Postoperative Management
Transition from IV to oral antibiotics should occur as soon as the patient tolerates oral intake to facilitate earlier discharge 1. Monitoring includes:
- Daily assessment of clinical improvement: resolution of fever, decreasing leukocytosis, return of bowel function 1
- Surveillance for anastomotic leak in RPA patients: fever, tachycardia, abdominal pain beyond postoperative day 3-5 4
- Re-evaluation with CT imaging if clinical deterioration occurs 1
Critical Pitfalls to Avoid
Do not delay surgical intervention in patients with generalized peritonitis—prompt source control is essential for survival 1. Operating room latency >60 hours significantly increases mortality 1.
Do not attempt RPA in hemodynamically unstable patients—Hartmann's procedure is safer in this population despite the burden of stoma 1, 4.
Do not rely on laparoscopic lavage alone as definitive treatment for peritonitis—resection provides superior source control 1.

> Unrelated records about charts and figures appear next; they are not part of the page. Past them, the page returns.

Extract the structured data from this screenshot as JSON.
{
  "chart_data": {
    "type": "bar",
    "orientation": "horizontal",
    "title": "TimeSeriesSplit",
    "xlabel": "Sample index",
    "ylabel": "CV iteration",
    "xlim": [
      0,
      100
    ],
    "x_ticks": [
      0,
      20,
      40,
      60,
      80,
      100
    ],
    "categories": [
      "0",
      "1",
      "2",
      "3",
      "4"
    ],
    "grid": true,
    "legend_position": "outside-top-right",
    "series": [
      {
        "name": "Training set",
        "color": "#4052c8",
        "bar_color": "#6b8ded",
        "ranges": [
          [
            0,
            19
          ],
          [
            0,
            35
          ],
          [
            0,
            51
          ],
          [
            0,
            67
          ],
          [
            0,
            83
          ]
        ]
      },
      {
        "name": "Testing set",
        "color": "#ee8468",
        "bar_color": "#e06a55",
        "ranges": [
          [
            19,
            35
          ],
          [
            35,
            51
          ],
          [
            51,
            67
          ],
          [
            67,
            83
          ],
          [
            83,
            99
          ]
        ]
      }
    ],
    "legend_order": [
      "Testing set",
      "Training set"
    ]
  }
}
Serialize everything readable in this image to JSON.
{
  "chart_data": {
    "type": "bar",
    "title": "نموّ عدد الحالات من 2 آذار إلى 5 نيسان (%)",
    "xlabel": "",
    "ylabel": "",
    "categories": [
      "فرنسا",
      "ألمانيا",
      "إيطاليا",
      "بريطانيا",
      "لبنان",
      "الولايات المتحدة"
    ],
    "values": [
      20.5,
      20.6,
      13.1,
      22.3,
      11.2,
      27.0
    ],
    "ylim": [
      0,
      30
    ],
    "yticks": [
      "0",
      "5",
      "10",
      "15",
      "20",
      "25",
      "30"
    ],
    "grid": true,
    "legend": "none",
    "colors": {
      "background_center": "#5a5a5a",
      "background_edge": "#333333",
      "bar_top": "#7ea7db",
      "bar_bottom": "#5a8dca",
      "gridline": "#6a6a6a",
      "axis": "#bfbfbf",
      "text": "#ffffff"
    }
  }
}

Do not extend antibiotics beyond 4-7 days in patients with adequate source control, as prolonged therapy does not improve outcomes and promotes resistance 1, 3.
Mortality and Outcomes
Overall mortality for emergent surgery ranges from 10-12% in patients with peritonitis from perforated diverticulitis 1, 2. This contrasts sharply with 0.5% mortality for elective resection 2, underscoring the importance of appropriate patient selection for elective surgery after initial episodes.
Specialization in colorectal surgery improves outcomes and increases the rate of one-stage procedures (RPA) over Hartmann's 4. When feasible, consultation with experienced colorectal surgeons should be obtained for surgical planning 1.